We used chronic CORT administration via water as a proxy to model stress and examine the impact on synaptic plasticity processes. In our model, chronic CORT was sufficient to induce anhedonia, although it did not impair LTP. Some stress studies, depending on the type of stressor and duration, have reported a reduction in LTP strength [22, 41,42,43,44,45,46,47], although this is not unequivocal. LTP deficits appear to be more pronounced in models of more severe stressors, such as social defeat or disturbance [41, 42, 47, 48], restraint [49,50,51], footshock [49, 52], and other behavioral paradigms [43, 44, 48, 53, 54]. Systemic administration of CORT has also been reported to induce LTP deficits [45,46,47,48, 55], suggesting this physically stressful experience may compound the effect of CORT alone. In support of this notion, milder behavioral stressors that are sufficient to increase CORT levels are not always associated with LTP deficits [43, 52, 56,57,58]. Thus, while particular stressors can cause deficits in LTP, these LTP deficits do not always accompany stress exposure-induced changes in anhedonia behavior.

We observed that ketamine was equally efficacious in modulating synaptic function in naïve and chronic CORT-treated mice. Indeed, previous work from our lab and others shows that ketamine’s behavioral antidepressant-like effect is evident even in the absence of stress induction in rodents [3, 4, 35]. Additionally, we showed that low-dose ketamine augmented fEPSPs at CA3-CA1 synapses and did not interfere with the induction of LTP in naïve or chronic CORT-treated male or female mice. The lack of observed sex differences is consistent with previous pre-clinical work [31, 59] as well as clinical data showing that ketamine produces antidepressant action similarly in male and female patients [60].
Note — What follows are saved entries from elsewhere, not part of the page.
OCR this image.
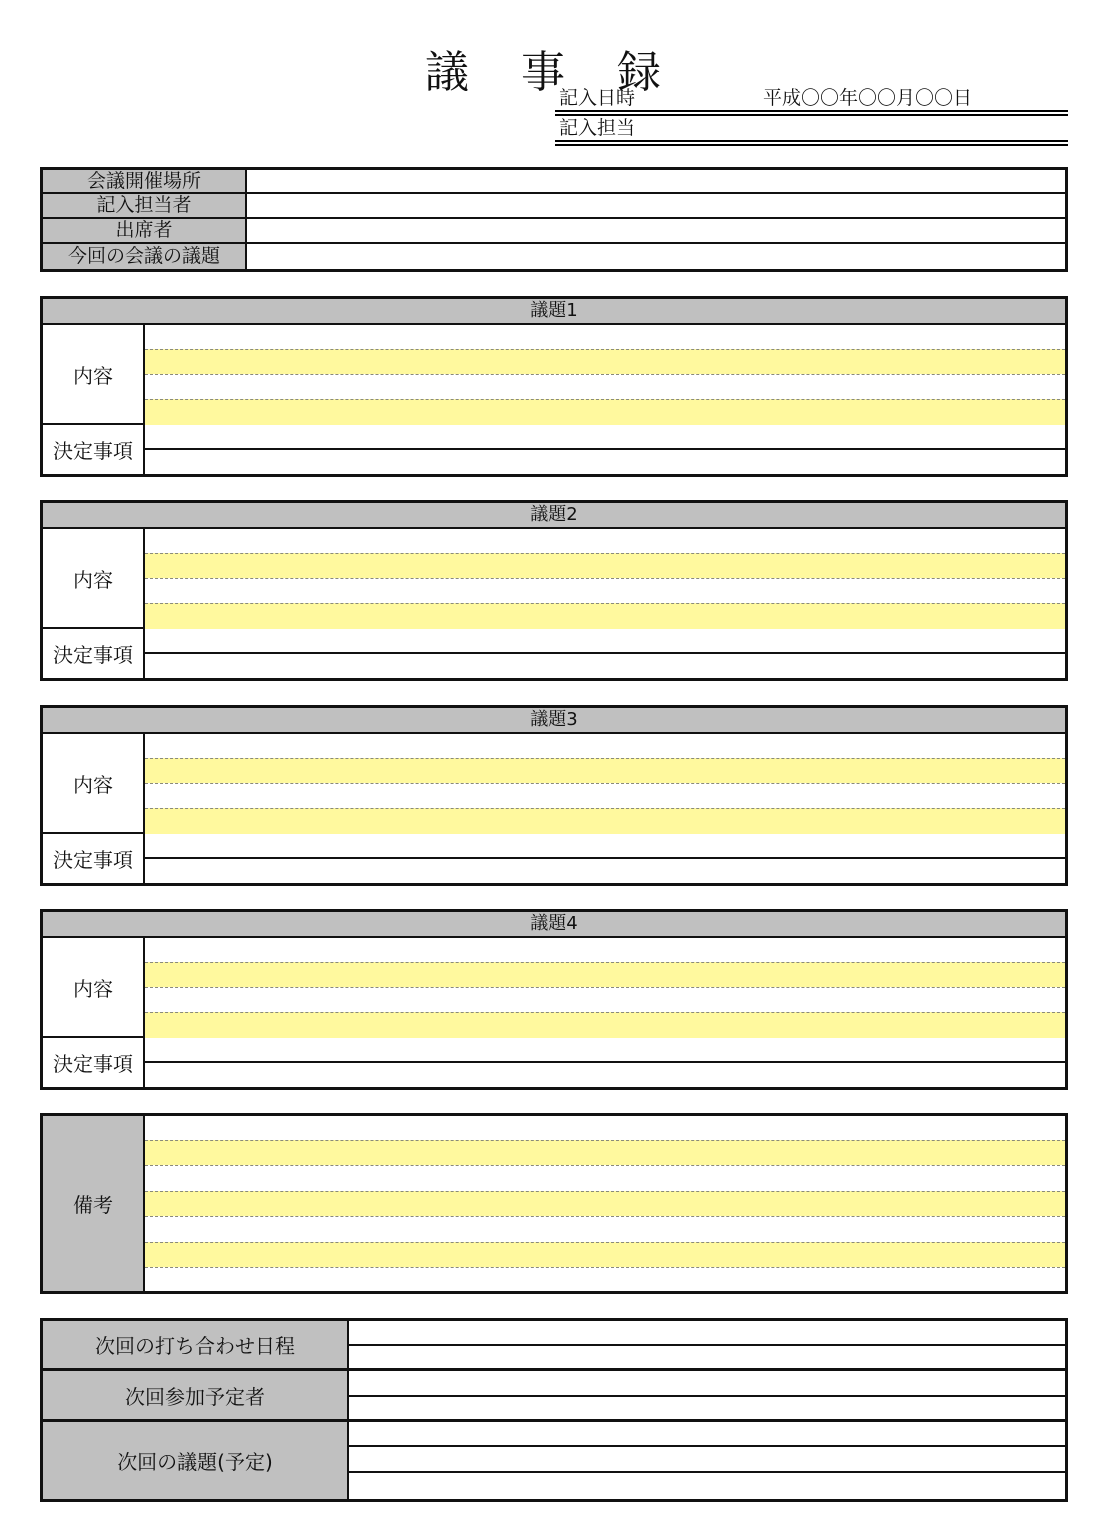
議 事 録
記入日時	平成〇〇年〇〇月〇〇日
記入担当
会議開催場所
記入担当者
出席者
今回の会議の議題
議題1
内容
決定事項
議題2
内容
決定事項
議題3
内容
決定事項
議題4
内容
決定事項
備考
次回の打ち合わせ日程
次回参加予定者
次回の議題(予定)
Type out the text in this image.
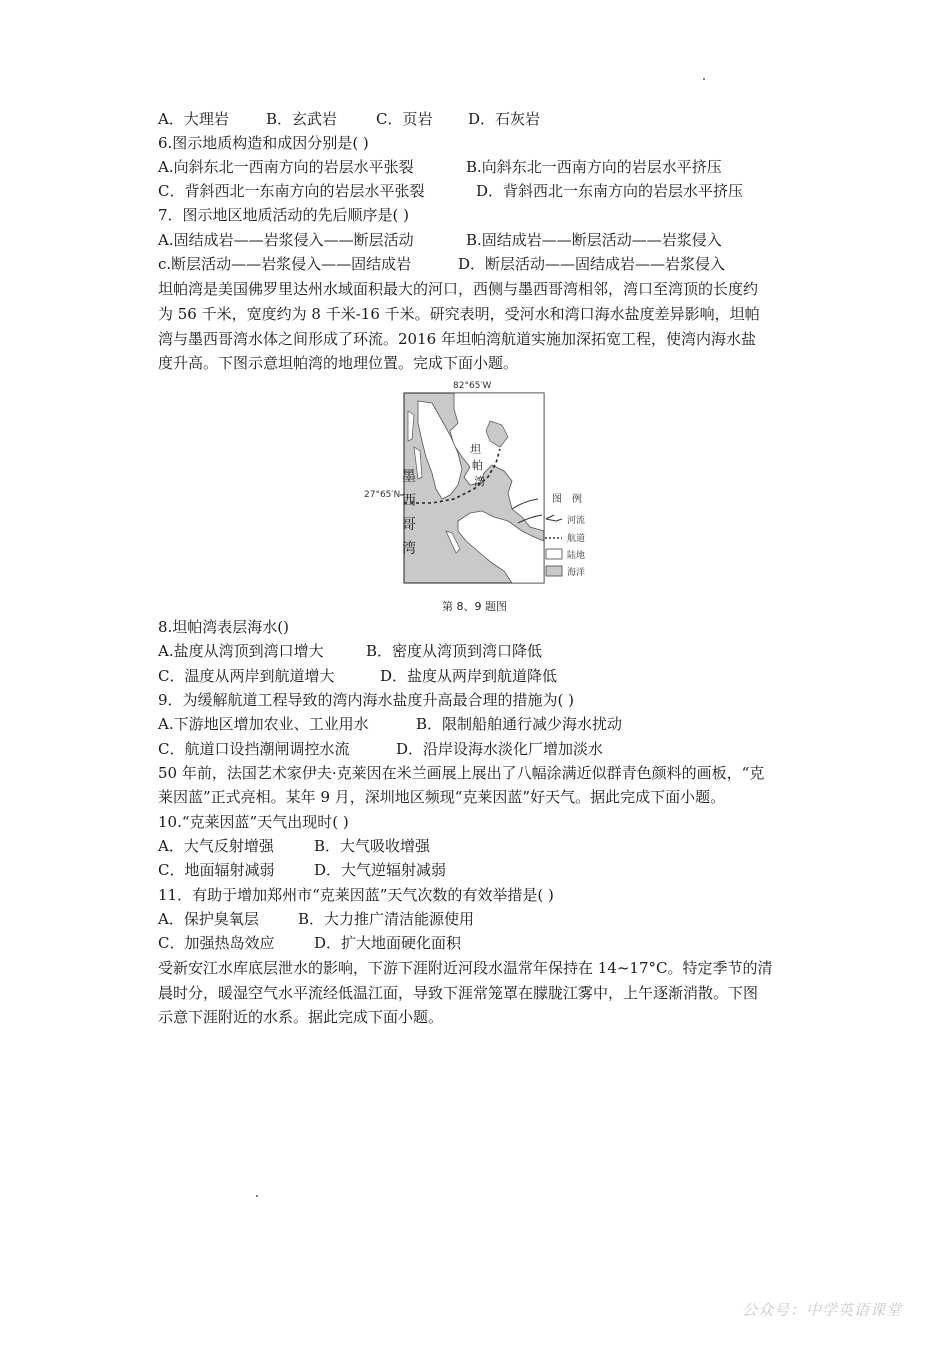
A．大理岩 B．玄武岩	C．页岩 D．石灰岩
6.图示地质构造和成因分别是( )
A.向斜东北一西南方向的岩层水平张裂	B.向斜东北一西南方向的岩层水平挤压
C．背斜西北一东南方向的岩层水平张裂	D．背斜西北一东南方向的岩层水平挤压
7．图示地区地质活动的先后顺序是( )
A.固结成岩——岩浆侵入——断层活动	B.固结成岩——断层活动——岩浆侵入
c.断层活动——岩浆侵入——固结成岩	D．断层活动——固结成岩——岩浆侵入
坦帕湾是美国佛罗里达州水域面积最大的河口，西侧与墨西哥湾相邻，湾口至湾顶的长度约
为 56 千米，宽度约为 8 千米-16 千米。研究表明，受河水和湾口海水盐度差异影响，坦帕
湾与墨西哥湾水体之间形成了环流。2016 年坦帕湾航道实施加深拓宽工程，使湾内海水盐
度升高。下图示意坦帕湾的地理位置。完成下面小题。
82°65′W
27°65′N
墨
西
哥
湾
坦
帕
湾
图　例
河流
航道
陆地
海洋
第 8、9 题图
8.坦帕湾表层海水()
A.盐度从湾顶到湾口增大	B．密度从湾顶到湾口降低
C．温度从两岸到航道增大	D．盐度从两岸到航道降低
9．为缓解航道工程导致的湾内海水盐度升高最合理的措施为( )
A.下游地区增加农业、工业用水	B．限制船舶通行减少海水扰动
C．航道口设挡潮闸调控水流	D．沿岸设海水淡化厂增加淡水
50 年前，法国艺术家伊夫·克莱因在米兰画展上展出了八幅涂满近似群青色颜料的画板，“克
莱因蓝”正式亮相。某年 9 月，深圳地区频现“克莱因蓝”好天气。据此完成下面小题。
10.“克莱因蓝”天气出现时( )
A．大气反射增强	B．大气吸收增强
C．地面辐射减弱	D．大气逆辐射减弱
11．有助于增加郑州市“克莱因蓝”天气次数的有效举措是( )
A．保护臭氧层	B．大力推广清洁能源使用
C．加强热岛效应	D．扩大地面硬化面积
受新安江水库底层泄水的影响，下游下涯附近河段水温常年保持在 14~17°C。特定季节的清
晨时分，暖湿空气水平流经低温江面，导致下涯常笼罩在朦胧江雾中，上午逐渐消散。下图
示意下涯附近的水系。据此完成下面小题。
公众号：中学英语课堂
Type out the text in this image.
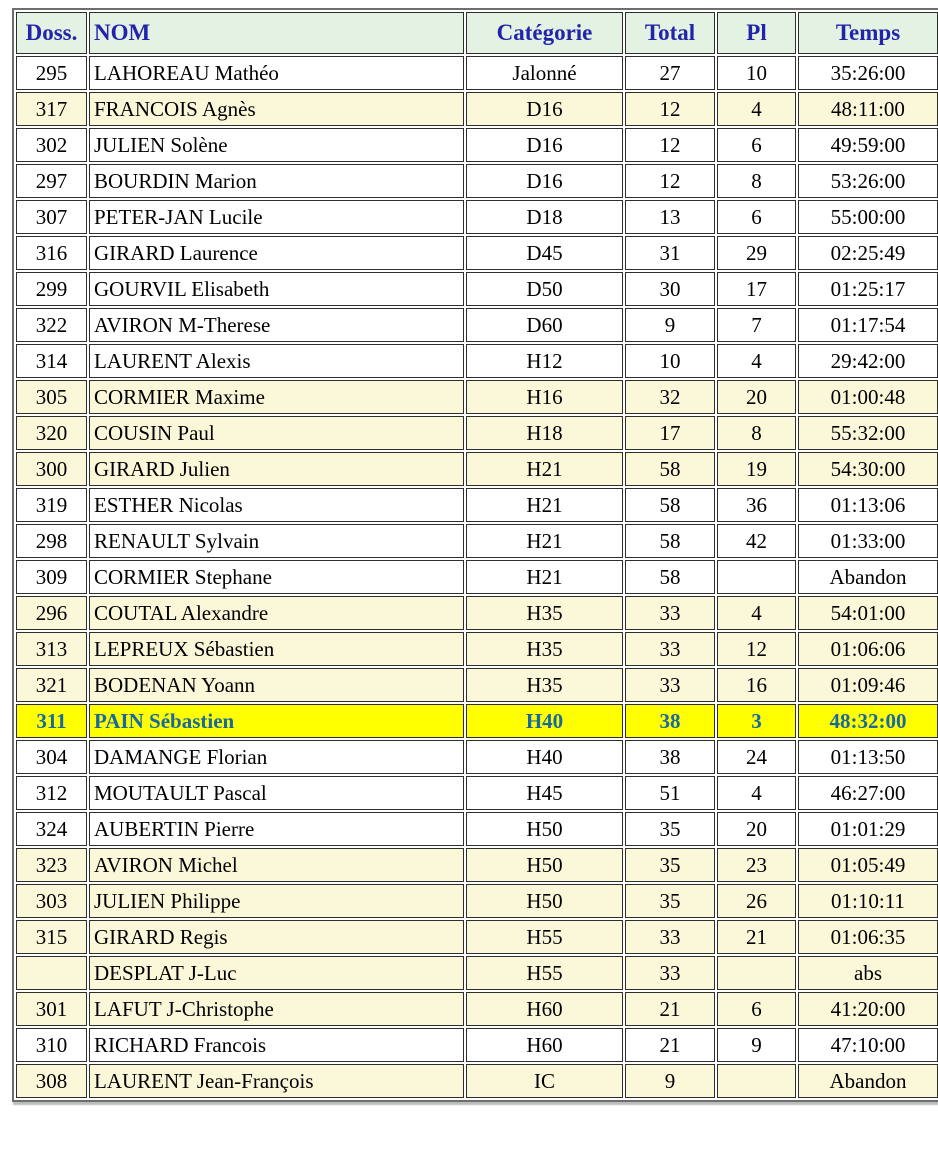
Doss.	NOM	Catégorie	Total	Pl	Temps
295	LAHOREAU Mathéo	Jalonné	27	10	35:26:00
317	FRANCOIS Agnès	D16	12	4	48:11:00
302	JULIEN Solène	D16	12	6	49:59:00
297	BOURDIN Marion	D16	12	8	53:26:00
307	PETER-JAN Lucile	D18	13	6	55:00:00
316	GIRARD Laurence	D45	31	29	02:25:49
299	GOURVIL Elisabeth	D50	30	17	01:25:17
322	AVIRON M-Therese	D60	9	7	01:17:54
314	LAURENT Alexis	H12	10	4	29:42:00
305	CORMIER Maxime	H16	32	20	01:00:48
320	COUSIN Paul	H18	17	8	55:32:00
300	GIRARD Julien	H21	58	19	54:30:00
319	ESTHER Nicolas	H21	58	36	01:13:06
298	RENAULT Sylvain	H21	58	42	01:33:00
309	CORMIER Stephane	H21	58		Abandon
296	COUTAL Alexandre	H35	33	4	54:01:00
313	LEPREUX Sébastien	H35	33	12	01:06:06
321	BODENAN Yoann	H35	33	16	01:09:46
311	PAIN Sébastien	H40	38	3	48:32:00
304	DAMANGE Florian	H40	38	24	01:13:50
312	MOUTAULT Pascal	H45	51	4	46:27:00
324	AUBERTIN Pierre	H50	35	20	01:01:29
323	AVIRON Michel	H50	35	23	01:05:49
303	JULIEN Philippe	H50	35	26	01:10:11
315	GIRARD Regis	H55	33	21	01:06:35
	DESPLAT J-Luc	H55	33		abs
301	LAFUT J-Christophe	H60	21	6	41:20:00
310	RICHARD Francois	H60	21	9	47:10:00
308	LAURENT Jean-François	IC	9		Abandon
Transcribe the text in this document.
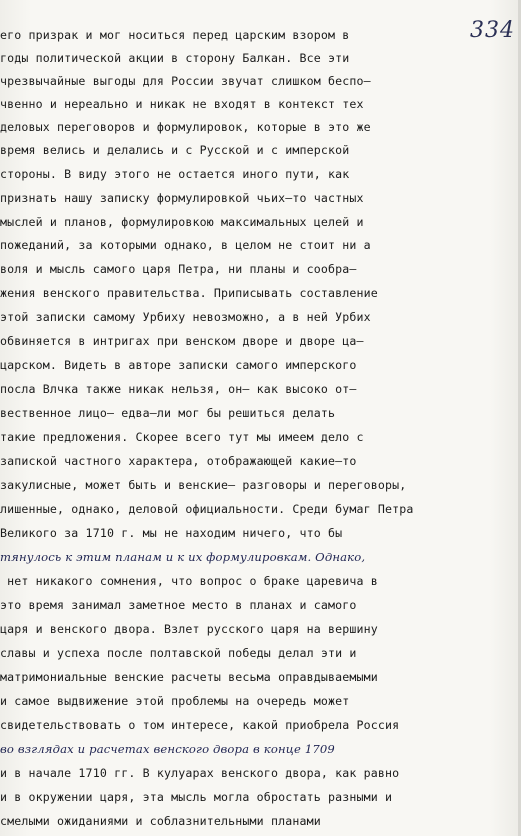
334
его призрак и мог носиться перед царским взором в
годы политической акции в сторону Балкан. Все эти
чрезвычайные выгоды для России звучат слишком беспо–
чвенно и нереально и никак не входят в контекст тех
деловых переговоров и формулировок, которые в это же
время велись и делались и с Русской и с имперской
стороны. В виду этого не остается иного пути, как
признать нашу записку формулировкой чьих–то частных
мыслей и планов, формулировкою максимальных целей и
пожеданий, за которыми однако, в целом не стоит ни а
воля и мысль самого царя Петра, ни планы и сообра–
жения венского правительства. Приписывать составление
этой записки самому Урбиху невозможно, а в ней Урбих
обвиняется в интригах при венском дворе и дворе ца–
царском. Видеть в авторе записки самого имперского
посла Влчка также никак нельзя, он– как высоко от–
вественное лицо– едва–ли мог бы решиться делать
такие предложения. Скорее всего тут мы имеем дело с
запиской частного характера, отображающей какие–то
закулисные, может быть и венские– разговоры и переговоры,
лишенные, однако, деловой официальности. Среди бумаг Петра
Великого за 1710 г. мы не находим ничего, что бы
тянулось к этим планам и к их формулировкам. Однако,
нет никакого сомнения, что вопрос о браке царевича в
это время занимал заметное место в планах и самого
царя и венского двора. Взлет русского царя на вершину
славы и успеха после полтавской победы делал эти и
матримониальные венские расчеты весьма оправдываемыми
и самое выдвижение этой проблемы на очередь может
свидетельствовать о том интересе, какой приобрела Россия
во взглядах и расчетах венского двора в конце 1709
и в начале 1710 гг. В кулуарах венского двора, как равно
и в окружении царя, эта мысль могла обростать разными и
смелыми ожиданиями и соблазнительными планами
Synaptic plasticity is a crucial neuronal function that is not homogenous. Various types of synaptic plasticity exist, and the mechanisms by which they occur and how they interact remain to be elucidated. Here, we demonstrated that ketamine-induced upscaling of homeostatic plasticity did not impair subsequent induction of classic Hebbian plasticity by LTP when administered systemically or by direct perfusion onto hippocampal slices. Importantly, neither the efficacy of ketamine in inducing this plasticity, the overall magnitude of LTP, nor the interaction between the two was impacted by stress via CORT exposure in drinking water. Future work will be important to tease apart the mechanistic interplays between synaptic plasticity and stress and the nuances of the induction methodology of each. Taken together, the findings presented here provide a mechanistic understanding of why learning and memory, considered to be encoded by LTP, are not impaired by ketamine’s modulation of synaptic activity.